Author of In Spite of Myself: A Memoir

A deeply honest self-portrait by one of the most celebrated actors of our time. In Spite of Myself is a fascinating account of Christopher Plummer’s colourful life in film and on the stage. He candidly writes of his early acting career with the Stratford Festival then in its infancy and about legendary colleagues including Sir Laurence Olivier, Peter O’Toole and Vanessa Redgrave. This is an extraordinary account of a life lived to the fullest that is sure to have something for everyone.

About the Author

Christopher Plummer was born in 1929 in Toronto, Ontario, and grew up in Montreal.
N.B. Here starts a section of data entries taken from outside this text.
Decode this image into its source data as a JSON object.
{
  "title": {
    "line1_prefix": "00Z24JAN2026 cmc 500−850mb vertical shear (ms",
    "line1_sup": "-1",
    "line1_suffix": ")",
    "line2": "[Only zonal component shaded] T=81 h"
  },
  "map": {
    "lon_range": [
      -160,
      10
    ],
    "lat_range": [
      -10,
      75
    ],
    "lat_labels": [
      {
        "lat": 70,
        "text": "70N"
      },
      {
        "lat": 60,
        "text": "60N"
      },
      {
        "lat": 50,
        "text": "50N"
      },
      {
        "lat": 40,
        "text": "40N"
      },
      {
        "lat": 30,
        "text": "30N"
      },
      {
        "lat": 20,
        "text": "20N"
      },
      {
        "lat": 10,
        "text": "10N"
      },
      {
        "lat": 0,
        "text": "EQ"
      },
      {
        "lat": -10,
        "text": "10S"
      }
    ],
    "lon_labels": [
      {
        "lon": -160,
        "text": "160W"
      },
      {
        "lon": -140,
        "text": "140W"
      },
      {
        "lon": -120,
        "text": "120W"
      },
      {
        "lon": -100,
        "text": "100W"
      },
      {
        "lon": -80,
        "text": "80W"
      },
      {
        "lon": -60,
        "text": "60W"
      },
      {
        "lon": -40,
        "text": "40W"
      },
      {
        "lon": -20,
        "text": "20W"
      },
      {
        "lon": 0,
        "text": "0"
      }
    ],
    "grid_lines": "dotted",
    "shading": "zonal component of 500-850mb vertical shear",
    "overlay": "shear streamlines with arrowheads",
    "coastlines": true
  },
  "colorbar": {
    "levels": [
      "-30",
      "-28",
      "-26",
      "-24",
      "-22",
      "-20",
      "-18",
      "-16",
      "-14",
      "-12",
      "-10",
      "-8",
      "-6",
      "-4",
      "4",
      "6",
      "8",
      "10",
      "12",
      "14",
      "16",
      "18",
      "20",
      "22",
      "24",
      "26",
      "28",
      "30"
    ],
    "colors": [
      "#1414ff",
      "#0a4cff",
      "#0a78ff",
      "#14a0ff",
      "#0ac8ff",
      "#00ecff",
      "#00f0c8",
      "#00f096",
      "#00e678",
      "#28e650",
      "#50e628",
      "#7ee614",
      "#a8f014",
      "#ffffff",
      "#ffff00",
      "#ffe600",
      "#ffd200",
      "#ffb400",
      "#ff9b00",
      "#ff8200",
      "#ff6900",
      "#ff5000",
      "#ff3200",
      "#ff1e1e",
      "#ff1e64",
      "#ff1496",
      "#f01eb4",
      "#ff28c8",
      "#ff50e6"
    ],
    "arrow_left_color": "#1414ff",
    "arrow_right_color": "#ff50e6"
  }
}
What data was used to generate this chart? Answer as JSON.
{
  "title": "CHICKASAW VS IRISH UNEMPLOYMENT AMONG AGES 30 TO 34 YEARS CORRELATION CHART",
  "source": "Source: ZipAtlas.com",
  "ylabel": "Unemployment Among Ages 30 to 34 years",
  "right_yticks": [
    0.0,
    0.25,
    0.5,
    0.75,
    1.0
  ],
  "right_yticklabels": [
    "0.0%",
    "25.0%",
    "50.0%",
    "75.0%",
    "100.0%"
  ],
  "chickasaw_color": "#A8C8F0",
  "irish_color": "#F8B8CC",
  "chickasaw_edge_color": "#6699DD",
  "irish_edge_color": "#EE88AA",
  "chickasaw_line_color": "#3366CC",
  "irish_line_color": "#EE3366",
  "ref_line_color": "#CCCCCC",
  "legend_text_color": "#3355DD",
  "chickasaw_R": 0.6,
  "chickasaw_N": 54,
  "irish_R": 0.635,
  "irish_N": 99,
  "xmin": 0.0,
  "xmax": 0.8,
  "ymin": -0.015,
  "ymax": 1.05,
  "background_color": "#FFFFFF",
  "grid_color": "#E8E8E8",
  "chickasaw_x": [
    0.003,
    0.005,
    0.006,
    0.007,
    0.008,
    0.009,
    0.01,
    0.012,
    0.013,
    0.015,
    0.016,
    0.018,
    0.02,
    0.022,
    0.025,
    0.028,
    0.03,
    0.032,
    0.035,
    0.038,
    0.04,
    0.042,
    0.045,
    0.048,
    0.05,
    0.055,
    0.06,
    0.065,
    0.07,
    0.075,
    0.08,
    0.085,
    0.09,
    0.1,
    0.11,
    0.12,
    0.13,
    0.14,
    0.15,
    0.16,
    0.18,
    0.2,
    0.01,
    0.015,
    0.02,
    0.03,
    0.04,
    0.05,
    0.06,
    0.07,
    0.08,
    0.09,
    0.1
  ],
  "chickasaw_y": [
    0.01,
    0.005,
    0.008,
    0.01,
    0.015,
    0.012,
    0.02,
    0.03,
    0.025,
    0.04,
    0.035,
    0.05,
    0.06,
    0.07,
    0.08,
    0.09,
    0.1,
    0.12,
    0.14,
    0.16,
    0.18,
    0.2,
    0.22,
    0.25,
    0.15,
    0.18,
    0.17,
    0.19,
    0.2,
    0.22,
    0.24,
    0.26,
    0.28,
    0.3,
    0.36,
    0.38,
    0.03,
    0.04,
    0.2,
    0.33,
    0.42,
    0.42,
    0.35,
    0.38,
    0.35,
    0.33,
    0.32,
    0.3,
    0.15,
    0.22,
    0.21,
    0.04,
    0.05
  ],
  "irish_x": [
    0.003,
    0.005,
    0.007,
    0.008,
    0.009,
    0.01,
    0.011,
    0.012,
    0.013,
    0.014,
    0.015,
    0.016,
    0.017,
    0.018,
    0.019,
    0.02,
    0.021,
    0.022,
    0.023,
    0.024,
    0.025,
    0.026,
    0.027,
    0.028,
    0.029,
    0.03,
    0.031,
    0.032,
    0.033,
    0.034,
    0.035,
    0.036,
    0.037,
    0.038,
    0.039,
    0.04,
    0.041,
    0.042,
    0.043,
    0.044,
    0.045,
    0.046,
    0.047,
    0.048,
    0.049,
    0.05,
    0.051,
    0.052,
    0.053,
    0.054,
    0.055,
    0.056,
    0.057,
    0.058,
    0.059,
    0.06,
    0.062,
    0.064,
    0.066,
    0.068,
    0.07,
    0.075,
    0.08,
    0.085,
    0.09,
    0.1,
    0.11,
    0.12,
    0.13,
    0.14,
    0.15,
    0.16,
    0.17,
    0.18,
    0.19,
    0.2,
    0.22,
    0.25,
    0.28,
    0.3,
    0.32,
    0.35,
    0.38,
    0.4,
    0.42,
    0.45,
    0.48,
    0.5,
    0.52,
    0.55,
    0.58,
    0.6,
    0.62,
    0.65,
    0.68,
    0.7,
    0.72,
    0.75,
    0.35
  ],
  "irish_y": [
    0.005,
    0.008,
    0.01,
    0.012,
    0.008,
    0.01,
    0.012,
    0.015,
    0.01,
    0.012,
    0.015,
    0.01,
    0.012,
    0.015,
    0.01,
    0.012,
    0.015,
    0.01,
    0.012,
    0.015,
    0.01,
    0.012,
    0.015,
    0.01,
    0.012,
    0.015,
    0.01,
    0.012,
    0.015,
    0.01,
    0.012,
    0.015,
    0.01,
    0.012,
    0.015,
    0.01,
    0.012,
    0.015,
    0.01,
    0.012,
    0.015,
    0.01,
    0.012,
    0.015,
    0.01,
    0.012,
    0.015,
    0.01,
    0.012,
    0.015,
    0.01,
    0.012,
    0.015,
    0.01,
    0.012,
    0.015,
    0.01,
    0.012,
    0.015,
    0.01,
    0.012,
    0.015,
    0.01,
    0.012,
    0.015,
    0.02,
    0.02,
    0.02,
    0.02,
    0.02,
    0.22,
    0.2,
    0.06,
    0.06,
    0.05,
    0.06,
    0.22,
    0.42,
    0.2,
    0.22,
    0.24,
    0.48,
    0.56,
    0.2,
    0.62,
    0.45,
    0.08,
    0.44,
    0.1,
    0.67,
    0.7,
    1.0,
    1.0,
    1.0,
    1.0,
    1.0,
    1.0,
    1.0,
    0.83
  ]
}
He has acted in more than one hundred feature films and he has starred in Great Britain’s National Theatre and the Royal Shakespeare Company, the Stratford Festival of Canada on Broadway. He has won two Tony Awards for Best Actor and 2 Emmys. In 1986 he was made a Companion of the Order of Canada.

Reviews

In this large and enthusiastic memoir, Plummer tells of his privileged Canadian upbringing and his eventual career success as an international star of stage and screen….. An enjoyable read, packed with anecdotes and amusing stories from a life in show business, this book belongs on any library's film or theater shelves.--
Kathleen Hughes, Booklist
October 15, 2008

Fans of Plummer's acclaimed Shakespearean performances or his stately film roles, from Captain von Trapp in The Sound of Music to the Klingon General Chang in Star Trek VI, may not recognize him in this breezy, bawdy memoir. Plummer drinks and parties his way through a six-decade career; beds starlets, prompters and wardrobe girls; and endures countless mid-performance indignities and pratfalls. (Lesson repeatedly learned: actors and stagehands should not get drunk right before the show.) Plummer is ebullient, a bit hammy ("I cried myself to sleep for weeks," he sobs, after his dog Toadie dies), full of canny insights into the actor's craft and prone to occasional stabs of self-reproach over his own failed marriages, aloof parenting and unjustified tantrums. Throughout, he's an enchanting observer of the showbiz cavalcade, drawing vivid thumbnails of everyone from Laurence Olivier to Lenny Bruce and tossing off witty anecdotes ("George C. Scott turned up at our doorstep one morning at 4:30 a.m. looking most sinister and as usual dripping blood from head to toe") like the most effortless ad libs. The result is a sparkling star turn from a born raconteur for whom all the world is indeed a stage.